According to Johns Hopkins’ timeline of the pandemic, the first case of the coronavirus was confirmed in the United States on January 21, 2020 – four months after the Fed initiated its monster amounts of Repo Loans. The Repo Loans grew exponentially in September, October, November and December of 2019. But both the Fed and mainstream media have decided to characterize the mega Wall Street banks as providing strength in the pandemic, rather than the uncomfortable fact that their bailout began four months prior to the coronavirus outbreak. Acknowledging that reality is essential to acknowledgment that the Fed is a failed federal regulator of the Wall Street mega banks and Congress must radically restructure the regulatory regime and strip the Fed of its supervisory powers over the banks.

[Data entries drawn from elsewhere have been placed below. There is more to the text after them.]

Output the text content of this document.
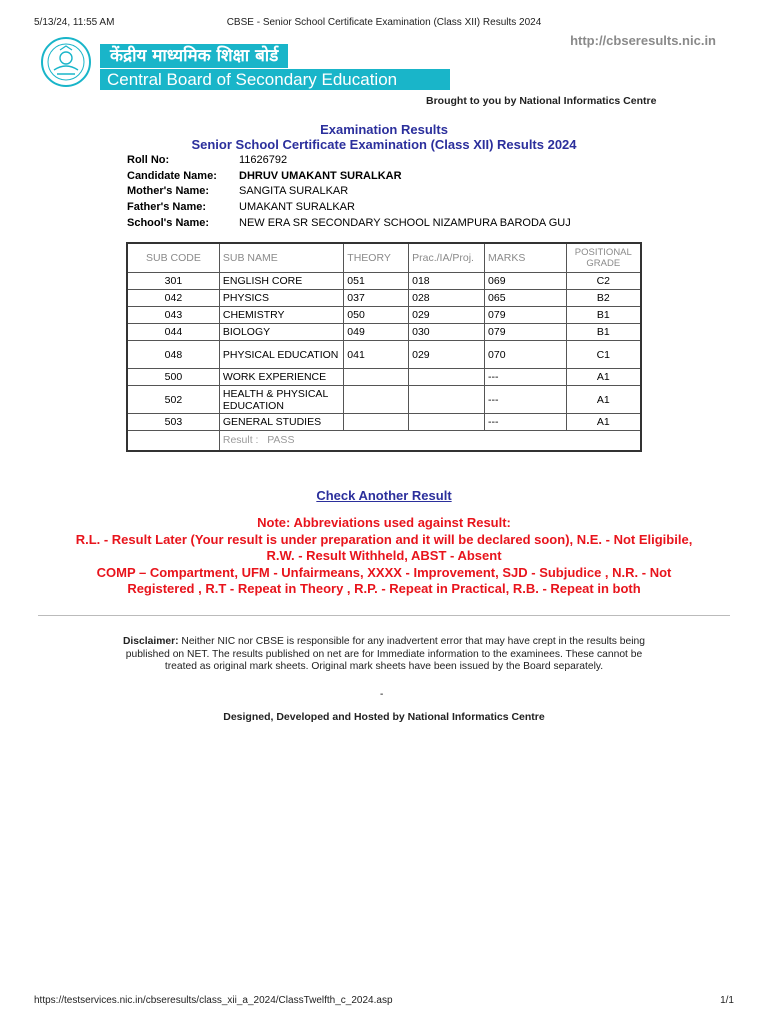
5/13/24, 11:55 AM	CBSE - Senior School Certificate Examination (Class XII) Results 2024
http://cbseresults.nic.in
केंद्रीय माध्यमिक शिक्षा बोर्ड
Central Board of Secondary Education
Brought to you by National Informatics Centre
Examination Results
Senior School Certificate Examination (Class XII) Results 2024
Roll No:	11626792
Candidate Name: DHRUV UMAKANT SURALKAR
Mother's Name:	SANGITA SURALKAR
Father's Name:	UMAKANT SURALKAR
School's Name:	NEW ERA SR SECONDARY SCHOOL NIZAMPURA BARODA GUJ
SUB CODE	SUB NAME	THEORY	Prac./IA/Proj.	MARKS	POSITIONAL GRADE
301	ENGLISH CORE	051	018	069	C2
042	PHYSICS	037	028	065	B2
043	CHEMISTRY	050	029	079	B1
044	BIOLOGY	049	030	079	B1
048	PHYSICAL EDUCATION	041	029	070	C1
500	WORK EXPERIENCE			---	A1
502	HEALTH & PHYSICAL EDUCATION			---	A1
503	GENERAL STUDIES			---	A1
	Result :   PASS				
Check Another Result
Note: Abbreviations used against Result:
R.L. - Result Later (Your result is under preparation and it will be declared soon), N.E. - Not Eligibile,
R.W. - Result Withheld, ABST - Absent
COMP – Compartment, UFM - Unfairmeans, XXXX - Improvement, SJD - Subjudice , N.R. - Not
Registered , R.T - Repeat in Theory , R.P. - Repeat in Practical, R.B. - Repeat in both
Disclaimer: Neither NIC nor CBSE is responsible for any inadvertent error that may have crept in the results being published on NET. The results published on net are for Immediate information to the examinees. These cannot be treated as original mark sheets. Original mark sheets have been issued by the Board separately.
-
Designed, Developed and Hosted by National Informatics Centre
https://testservices.nic.in/cbseresults/class_xii_a_2024/ClassTwelfth_c_2024.asp	1/1
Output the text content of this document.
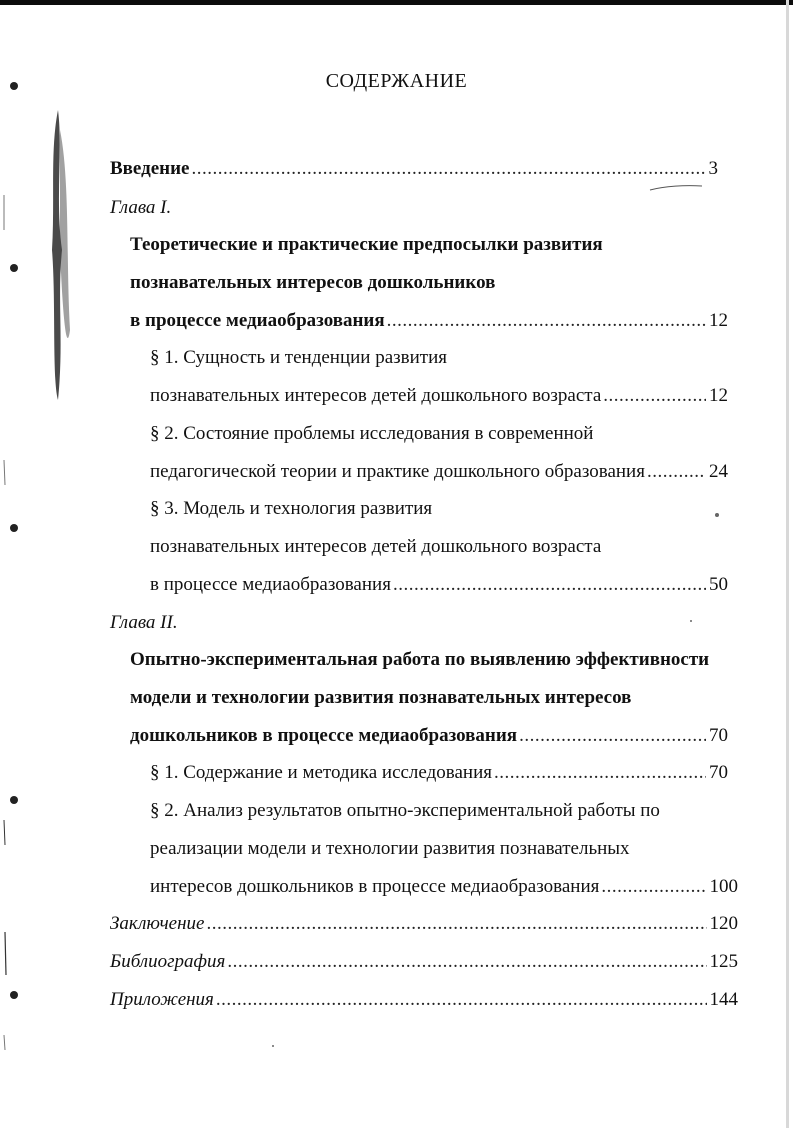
СОДЕРЖАНИЕ
Введение .....	3
Глава I.
Теоретические и практические предпосылки развития
познавательных интересов дошкольников
в процессе медиаобразования .....	12
§ 1. Сущность и тенденции развития
познавательных интересов детей дошкольного возраста .....	12
§ 2. Состояние проблемы исследования в современной
педагогической теории и практике дошкольного образования .....	24
§ 3. Модель и технология развития
познавательных интересов детей дошкольного возраста
в процессе медиаобразования .....	50
Глава II.
Опытно-экспериментальная работа по выявлению эффективности
модели и технологии развития познавательных интересов
дошкольников в процессе медиаобразования .....	70
§ 1. Содержание и методика исследования .....	70
§ 2. Анализ результатов опытно-экспериментальной работы по
реализации модели и технологии развития познавательных
интересов дошкольников в процессе медиаобразования .....	100
Заключение .....	120
Библиография .....	125
Приложения .....	144
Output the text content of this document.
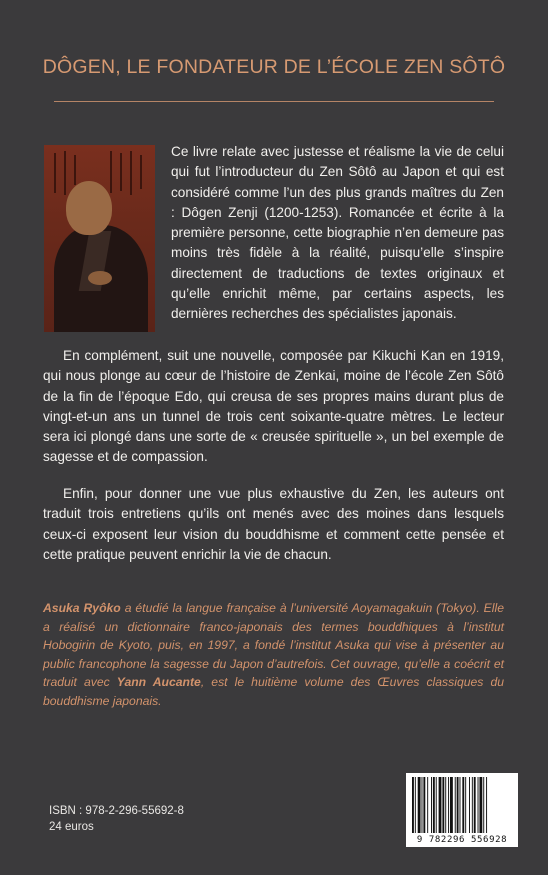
DÔGEN, LE FONDATEUR DE L’ÉCOLE ZEN SÔTÔ
Ce livre relate avec justesse et réalisme la vie de celui qui fut l’introducteur du Zen Sôtô au Japon et qui est considéré comme l’un des plus grands maîtres du Zen : Dôgen Zenji (1200-1253). Romancée et écrite à la première personne, cette biographie n’en demeure pas moins très fidèle à la réalité, puisqu’elle s’inspire directement de traductions de textes originaux et qu’elle enrichit même, par certains aspects, les dernières recherches des spécialistes japonais.
En complément, suit une nouvelle, composée par Kikuchi Kan en 1919, qui nous plonge au cœur de l’histoire de Zenkai, moine de l’école Zen Sôtô de la fin de l’époque Edo, qui creusa de ses propres mains durant plus de vingt-et-un ans un tunnel de trois cent soixante-quatre mètres. Le lecteur sera ici plongé dans une sorte de « creusée spirituelle », un bel exemple de sagesse et de compassion.
Enfin, pour donner une vue plus exhaustive du Zen, les auteurs ont traduit trois entretiens qu’ils ont menés avec des moines dans lesquels ceux-ci exposent leur vision du bouddhisme et comment cette pensée et cette pratique peuvent enrichir la vie de chacun.
Asuka Ryôko a étudié la langue française à l’université Aoyamagakuin (Tokyo). Elle a réalisé un dictionnaire franco-japonais des termes bouddhiques à l’institut Hobogirin de Kyoto, puis, en 1997, a fondé l’institut Asuka qui vise à présenter au public francophone la sagesse du Japon d’autrefois. Cet ouvrage, qu’elle a coécrit et traduit avec Yann Aucante, est le huitième volume des Œuvres classiques du bouddhisme japonais.
ISBN : 978-2-296-55692-8
24 euros
9 782296 556928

The Fed’s Repo Loans in the fall of 2019 were followed by a market crash in the first quarter of 2020. From January 1, 2020 through March 23, 2020, the Dow Jones Industrial Average lost 35 percent of its value but the mega banks on Wall Street lost 40 to 50 percent of their market value. Those banks included Citigroup, JPMorgan Chase, Goldman Sachs, Morgan Stanley and Bank of America.

As it currently stands, the Fed’s supervisory plan is nothing more than to create money electronically out of thin air and throw it by the trillions of dollars at Wall Street every time something blows up at these heavily interconnected mega banks.

And here is the most dangerous part of this non-plan. Exactly who is going to bail out the Fed. If you look at the first column in the charts below, “Securities Held Outright,” it shows that from 1984 through 2000, securities held by the Fed went from $167.6 billion to $511.8 billion – an increase of 205 percent over that span of 16 years. But from 2001 through 2020, a span of 19 years, holdings of securities by the Fed grew astronomically from $551.69 billion to $6.7 trillion – an increase of 1,114 percent.

Who would be on the hook to bail out the Fed if it came to that? The American people. In May of last year, we explained in detail, using statements published by the Fed itself, why American taxpayers are on the hook for 98 percent of the Fed’s balance sheet. At that time, the Fed’s balance sheet stood at $6.98 trillion. Today, it’s balance sheet is $8.28 trillion.

If you care about the future of your country, or your children’s future, pick up the phone today and call your Senators and demand hearings on structurally reforming Wall Street and its regulators, and stripping the Fed of its supervisory powers over the banks. The Fed needs to return to its core mission as a central bank, rather than functioning as Wall Street’s Sugar Daddy.